Signature color temperature in Dunning process — warm-tinted highlights against cool shadows for depth. Classic cinemacolor hallmark.
The Dunning process creates a very specific color dynamic that you'll immediately recognize once you've consciously perceived it. The highlights—especially in faces and on bright surfaces—tend towards a warm, almost golden tone, while the shadows simultaneously become distinctly cooler, greenish, or bluish. This polarity creates an optical sense of depth that makes flat shots appear three-dimensional. This isn't a coincidence of development but is deliberately achieved through the specific exposure and chemical combination of the Dunning process.
On set, you'll notice this primarily in lighting design: you have to consciously separate warm and cool sources more than with standard 30-color thinking. The key light—often with tungsten or slightly warmed HMIs—must hit the highlights richly and warmly. The fill lights and background benefit from cooler sources that push the shadows into that characteristic cyan or blue tone. Many cinematographers of the classic studio era practically choreographed this dichotomy because they knew how the material would look in the end.
In practice, this also means: you can't simply apply a modern color temperature philosophy and expect it to work. The Dunning Color aesthetic thrives on contrast, on the conscious divergence of warm and cool.

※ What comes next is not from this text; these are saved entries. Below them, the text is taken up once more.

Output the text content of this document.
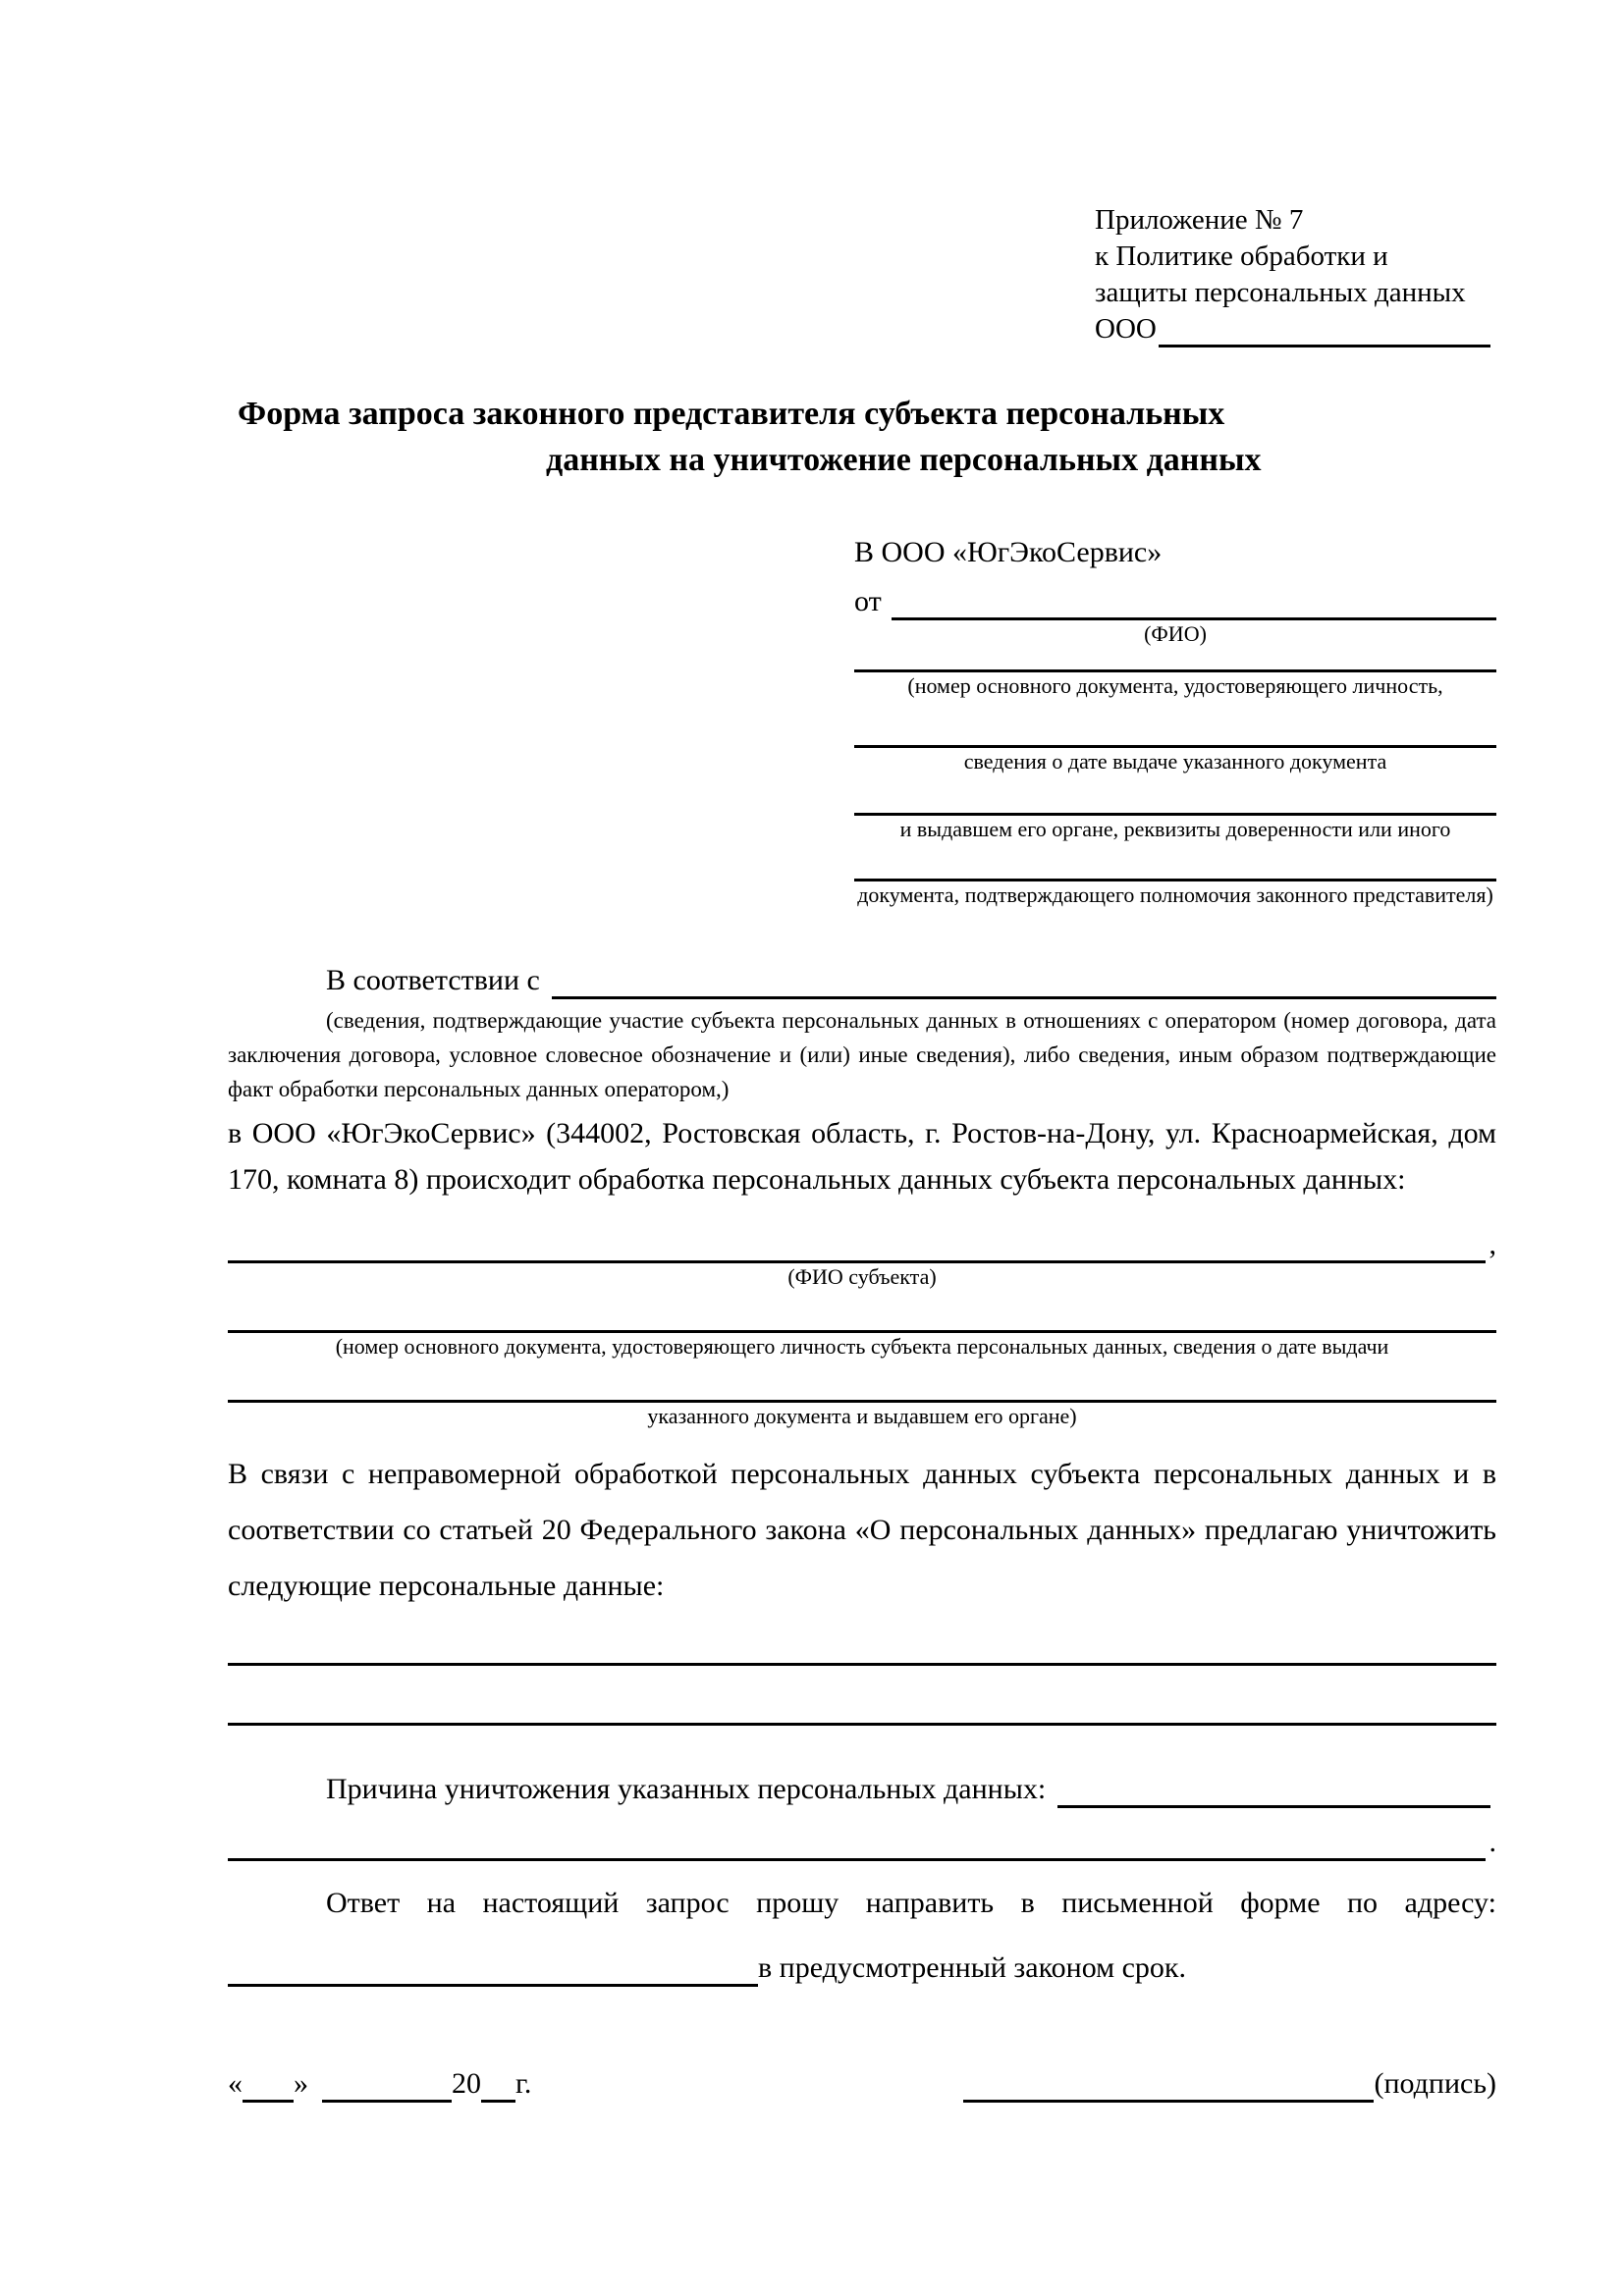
Приложение № 7
к Политике обработки и
защиты персональных данных
ООО
Форма запроса законного представителя субъекта персональных
данных на уничтожение персональных данных
В ООО «ЮгЭкоСервис»
от
(ФИО)
(номер основного документа, удостоверяющего личность,
сведения о дате выдаче указанного документа
и выдавшем его органе, реквизиты доверенности или иного
документа, подтверждающего полномочия законного представителя)
В соответствии с
(сведения, подтверждающие участие субъекта персональных данных в отношениях с оператором (номер договора, дата заключения договора, условное словесное обозначение и (или) иные сведения), либо сведения, иным образом подтверждающие факт обработки персональных данных оператором,)

в ООО «ЮгЭкоСервис» (344002, Ростовская область, г. Ростов-на-Дону, ул. Красноармейская, дом 170, комната 8) происходит обработка персональных данных субъекта персональных данных:

,
(ФИО субъекта)
(номер основного документа, удостоверяющего личность субъекта персональных данных, сведения о дате выдачи
указанного документа и выдавшем его органе)

В связи с неправомерной обработкой персональных данных субъекта персональных данных и в соответствии со статьей 20 Федерального закона «О персональных данных» предлагаю уничтожить следующие персональные данные:

Причина уничтожения указанных персональных данных:
.

Ответ на настоящий запрос прошу направить в письменной форме по адресу:

в предусмотренный законом срок.
« »	20 г.	(подпись)
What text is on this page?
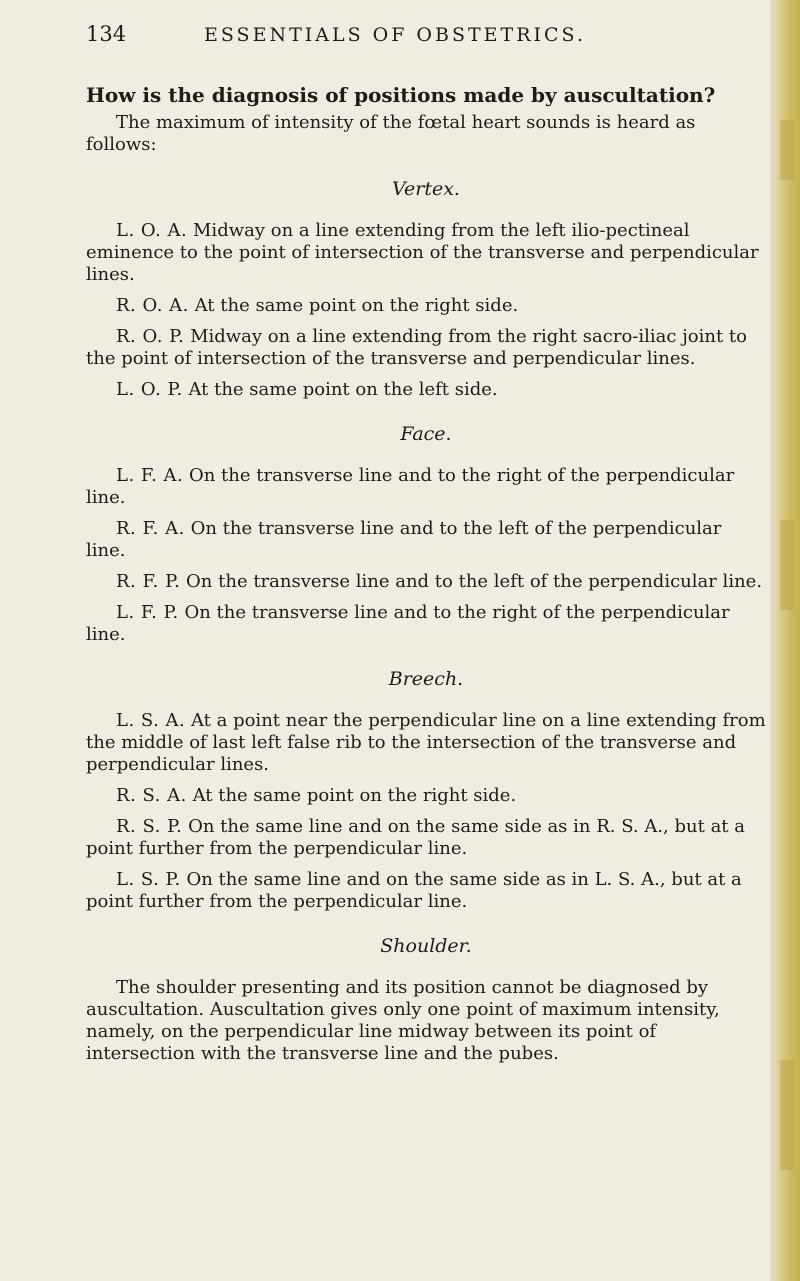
134	ESSENTIALS OF OBSTETRICS.
How is the diagnosis of positions made by auscultation?

The maximum of intensity of the fœtal heart sounds is heard as follows:

Vertex.

L. O. A. Midway on a line extending from the left ilio-pectineal eminence to the point of intersection of the transverse and perpendicular lines.

R. O. A. At the same point on the right side.

R. O. P. Midway on a line extending from the right sacro-iliac joint to the point of intersection of the transverse and perpendicular lines.

L. O. P. At the same point on the left side.

Face.

L. F. A. On the transverse line and to the right of the perpendicular line.

R. F. A. On the transverse line and to the left of the perpendicular line.

R. F. P. On the transverse line and to the left of the perpendicular line.

L. F. P. On the transverse line and to the right of the perpendicular line.

Breech.

L. S. A. At a point near the perpendicular line on a line extending from the middle of last left false rib to the intersection of the transverse and perpendicular lines.

R. S. A. At the same point on the right side.

R. S. P. On the same line and on the same side as in R. S. A., but at a point further from the perpendicular line.

L. S. P. On the same line and on the same side as in L. S. A., but at a point further from the perpendicular line.

Shoulder.

The shoulder presenting and its position cannot be diagnosed by auscultation. Auscultation gives only one point of maximum intensity, namely, on the perpendicular line midway between its point of intersection with the transverse line and the pubes.
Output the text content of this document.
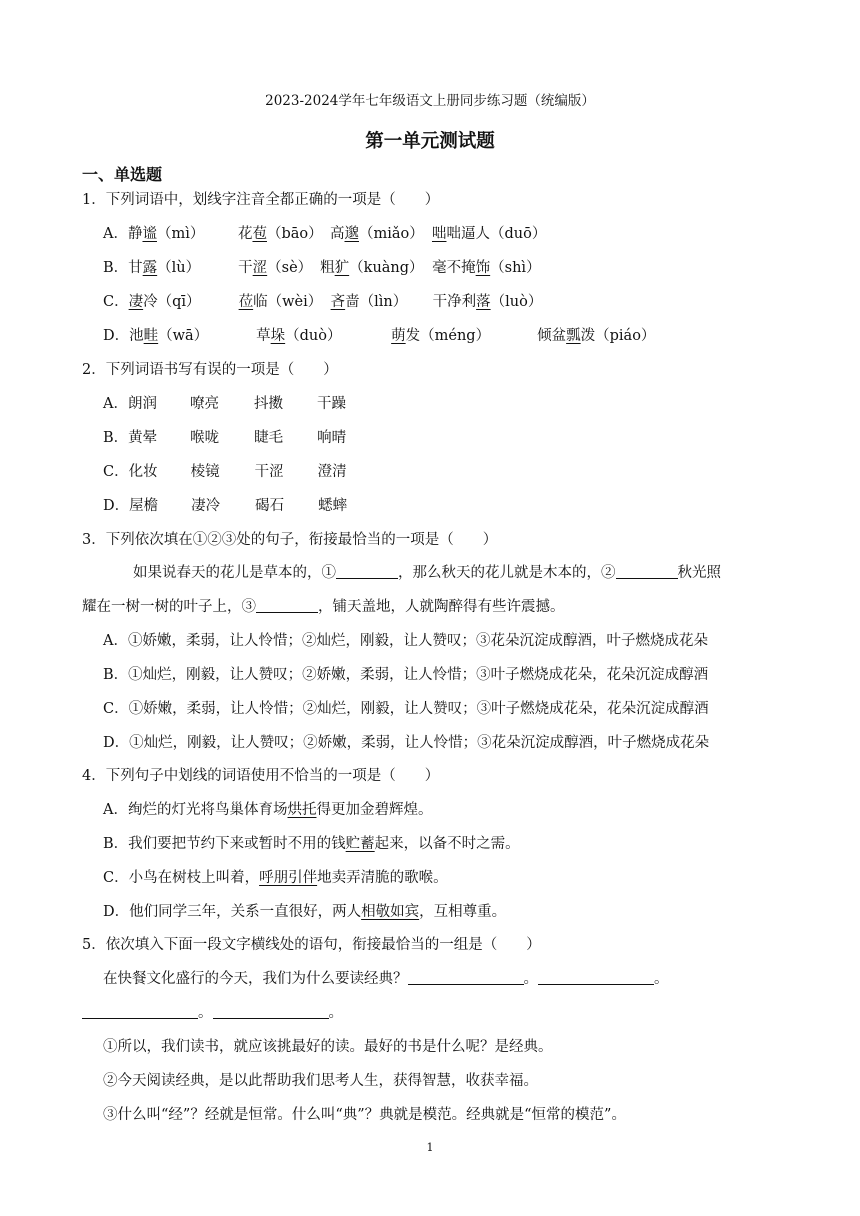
2023-2024学年七年级语文上册同步练习题（统编版）
第一单元测试题
一、单选题
1．下列词语中，划线字注音全都正确的一项是（　　）
A．静谧（mì） 花苞（bāo） 高邈（miǎo） 咄咄逼人（duō）
B．甘露（lù）	干涩（sè） 粗犷（kuàng） 毫不掩饰（shì）
C．凄冷（qī）	莅临（wèi） 吝啬（lìn） 干净利落（luò）
D．池畦（wā）	草垛（duò）	萌发（méng）	倾盆瓢泼（piáo）
2．下列词语书写有误的一项是（　　）
A．朗润 嘹亮 抖擞 干躁
B．黄晕 喉咙 睫毛 响晴
C．化妆 棱镜 干涩 澄清
D．屋檐 凄冷 碣石 蟋蟀
3．下列依次填在①②③处的句子，衔接最恰当的一项是（　　）
如果说春天的花儿是草本的，①	，那么秋天的花儿就是木本的，②	秋光照
耀在一树一树的叶子上，③	，铺天盖地，人就陶醉得有些许震撼。
A．①娇嫩，柔弱，让人怜惜；②灿烂，刚毅，让人赞叹；③花朵沉淀成醇酒，叶子燃烧成花朵
B．①灿烂，刚毅，让人赞叹；②娇嫩，柔弱，让人怜惜；③叶子燃烧成花朵，花朵沉淀成醇酒
C．①娇嫩，柔弱，让人怜惜；②灿烂，刚毅，让人赞叹；③叶子燃烧成花朵，花朵沉淀成醇酒
D．①灿烂，刚毅，让人赞叹；②娇嫩，柔弱，让人怜惜；③花朵沉淀成醇酒，叶子燃烧成花朵
4．下列句子中划线的词语使用不恰当的一项是（　　）
A．绚烂的灯光将鸟巢体育场烘托得更加金碧辉煌。
B．我们要把节约下来或暂时不用的钱贮蓄起来，以备不时之需。
C．小鸟在树枝上叫着，呼朋引伴地卖弄清脆的歌喉。
D．他们同学三年，关系一直很好，两人相敬如宾，互相尊重。
5．依次填入下面一段文字横线处的语句，衔接最恰当的一组是（　　）
在快餐文化盛行的今天，我们为什么要读经典？	。	。
。	。
①所以，我们读书，就应该挑最好的读。最好的书是什么呢？是经典。
②今天阅读经典，是以此帮助我们思考人生，获得智慧，收获幸福。
③什么叫“经”？经就是恒常。什么叫“典”？典就是模范。经典就是“恒常的模范”。
1
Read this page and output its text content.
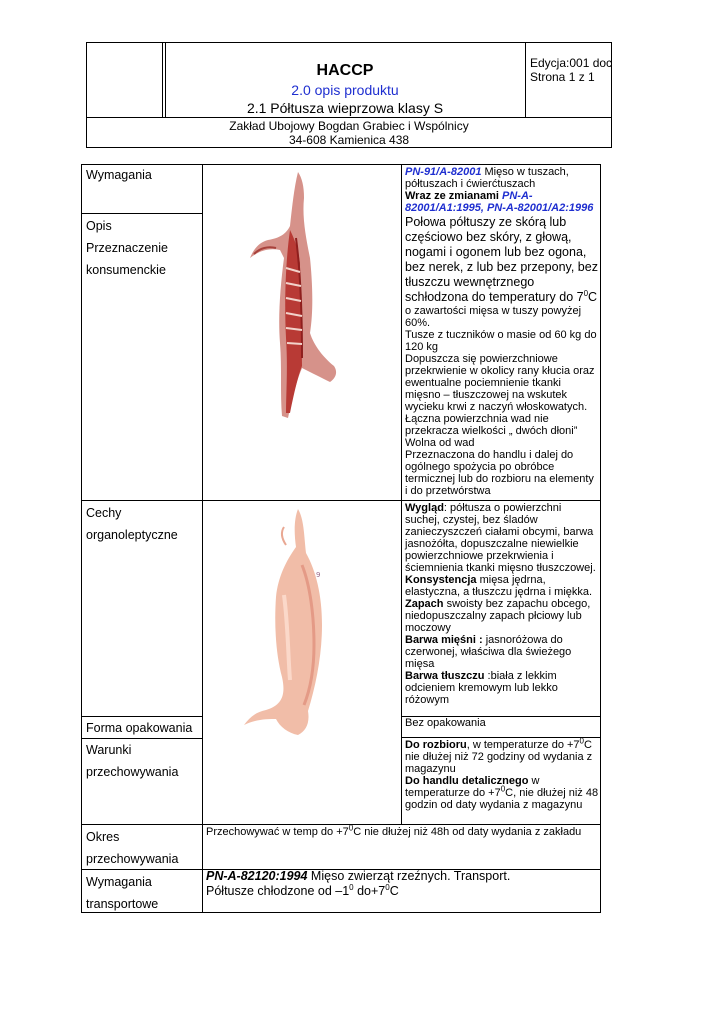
HACCP
2.0 opis produktu
2.1 Półtusza wieprzowa klasy S
Edycja:001 doc
Strona 1 z 1
Zakład Ubojowy Bogdan Grabiec i Wspólnicy
34-608 Kamienica 438
Wymagania	PN-91/A-82001 Mięso w tuszach, półtuszach i ćwierćtuszach
Wraz ze zmianami PN-A-82001/A1:1995, PN-A-82001/A2:1996
Opis
Przeznaczenie
konsumenckie
Połowa półtuszy ze skórą lub częściowo bez skóry, z głową, nogami i ogonem lub bez ogona, bez nerek, z lub bez przepony, bez tłuszczu wewnętrznego schłodzona do temperatury do $7^0C$
o zawartości mięsa w tuszy powyżej 60%.
Tusze z tuczników o masie od 60 kg do 120 kg
Dopuszcza się powierzchniowe przekrwienie w okolicy rany kłucia oraz ewentualne pociemnienie tkanki mięsno – tłuszczowej na wskutek wycieku krwi z naczyń włoskowatych.
Łączna powierzchnia wad nie przekracza wielkości „ dwóch dłoni”
Wolna od wad
Przeznaczona do handlu i dalej do ogólnego spożycia po obróbce termicznej lub do rozbioru na elementy i do przetwórstwa
Cechy
organoleptyczne
Wygląd: półtusza o powierzchni suchej, czystej, bez śladów zanieczyszczeń ciałami obcymi, barwa jasnożółta, dopuszczalne niewielkie powierzchniowe przekrwienia i ściemnienia tkanki mięsno tłuszczowej.
Konsystencja mięsa jędrna, elastyczna, a tłuszczu jędrna i miękka.
Zapach swoisty bez zapachu obcego, niedopuszczalny zapach płciowy lub moczowy
Barwa mięśni : jasnoróżowa do czerwonej, właściwa dla świeżego mięsa
Barwa tłuszczu :biała z lekkim odcieniem kremowym lub lekko różowym
9
Forma opakowania	Bez opakowania
Warunki
przechowywania
Do rozbioru, w temperaturze do $+7^0C$ nie dłużej niż 72 godziny od wydania z magazynu
Do handlu detalicznego w temperaturze do $+7^0C$, nie dłużej niż 48 godzin od daty wydania z magazynu
Okres
przechowywania
Przechowywać w temp do $+7^0C$ nie dłużej niż 48h od daty wydania z zakładu
Wymagania
transportowe
PN-A-82120:1994 Mięso zwierząt rzeźnych. Transport.
Półtusze chłodzone od $-1^0$ $do+7^0C$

If you want to simulate or reference the process—for a stylistic film or with archival material, for example—you need to address it precisely in color correction: push highlights and midtones towards yellow-red, while simultaneously pushing shadows towards cyan/blue. It's not subtle; it's striking.
Dunning Color was particularly effective for portraits and close-ups, where the warm skin tone in the highlights appeared natural, while the shadows gained modeling and spatial separation through the coolness. In wider shots—for interiors or exteriors, for instance—the color separation can sometimes appear artificial if not deliberately staged. But this is also part of the visual vocabulary of that era: a certain stylization that avoids flatness.